A method for selectively detecting positive and negative ions, the method comprising:
guiding a plurality of particles in an ion guide (245) generally along a first axis (120) by applying an RF voltage to a plurality of electrodes (445) of the ion guide to generate an RF field in the ion guide and constrain ions of the plurality of particles to motions focused along the first axis (120);

negatively biasing a first ion detector (102, 202, 402, 1002) including a positive ion inlet (108) disposed at a first side of the ion guide (245) and accelerating any positive ions of the plurality of particles to flow along a positive ion path from the ion guide (245) toward the first ion detector, the positive ion path including a component directed along a second axis orthogonal to the first axis (120); and

positively biasing a second ion detector (104, 204, 404, 1004) including a negative ion inlet (112) disposed at a second side of the ion guide (245) opposite the first side and accelerating any negative ions of the plurality of particles to flow along a negative ion path from the ion guide (245) into the second ion detector, the negative ion path including a component directed along the second axis generally opposite to the component of the positive ion path.

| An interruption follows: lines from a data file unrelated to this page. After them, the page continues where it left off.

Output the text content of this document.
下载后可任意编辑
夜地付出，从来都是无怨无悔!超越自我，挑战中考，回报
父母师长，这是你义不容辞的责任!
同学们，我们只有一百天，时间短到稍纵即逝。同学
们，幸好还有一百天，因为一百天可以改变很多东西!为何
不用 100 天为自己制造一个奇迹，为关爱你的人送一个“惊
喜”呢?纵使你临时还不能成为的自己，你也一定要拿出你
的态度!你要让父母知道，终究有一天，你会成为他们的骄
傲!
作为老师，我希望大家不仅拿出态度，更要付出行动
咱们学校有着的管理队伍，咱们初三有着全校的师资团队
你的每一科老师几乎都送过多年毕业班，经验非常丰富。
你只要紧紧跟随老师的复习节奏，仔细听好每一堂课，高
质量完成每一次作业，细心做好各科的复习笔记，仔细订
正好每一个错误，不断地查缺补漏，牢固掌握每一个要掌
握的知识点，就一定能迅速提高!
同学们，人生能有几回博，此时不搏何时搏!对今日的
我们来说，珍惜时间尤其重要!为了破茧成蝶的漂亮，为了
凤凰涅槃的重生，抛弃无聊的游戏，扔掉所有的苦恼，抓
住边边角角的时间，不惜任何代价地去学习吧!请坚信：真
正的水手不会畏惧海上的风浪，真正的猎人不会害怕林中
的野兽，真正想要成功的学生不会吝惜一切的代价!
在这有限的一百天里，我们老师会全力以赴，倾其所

The method of claim 11, further including switching between a detecting mode and a non- detecting mode, wherein in the detecting mode the first ion detector (102, 202, 402, 1002) is negatively biased and the second ion detector (104, 204, 404, 1004) is positively biased, and in the non-detecting mode the negative biasing and the positive biasing are not utilized and ions focused by the applied RF field pass through the ion guide (245) to an exit (249) of the ion guide without being detected.
The method of claim 11 or 12,
wherein guiding includes guiding both positive ions and negative ions, and further including operating the first ion detector (102, 202, 402, 1002) and the second ion detector (104, 204, 404, 1004) to respectively detect positive and negative ions substantially simultaneously; or
wherein guiding includes guiding a first group of particles followed by guiding a second group of particles, and further including operating one of the first and second ion detectors (102, 104; 202, 204; 402, 404; 1002, 1004) to detect ions of the first group having one polarity and, sequentially, operating the other ion detector to detect ions of the second group having the opposite polarity.
The method of claim 11, 12 or 13, further including operating one of the first and second ion detectors (102, 104; 202, 204; 402, 404; 1002, 1004) to detect ions having a polarity detectable by the operated ion detector, and flowing any ions having an opposite polarity and any neutral particles generally along the first axis (120), through the ion guide (245) between the first ion detector and the second ion detector, and to an exit (249) of the ion guide.
The method of claim 11, 12, 13 or 14, including flowing ions through an electrode hole (1257) arranged about the second axis and into the first or second ion detector (102, 104; 202, 204; 402, 404; 1002, 1004), the electrode hole formed by respective cut-out sections (1171, 1173; 1177, 1179) of a pair of the plurality of electrodes (245, 1061-1069).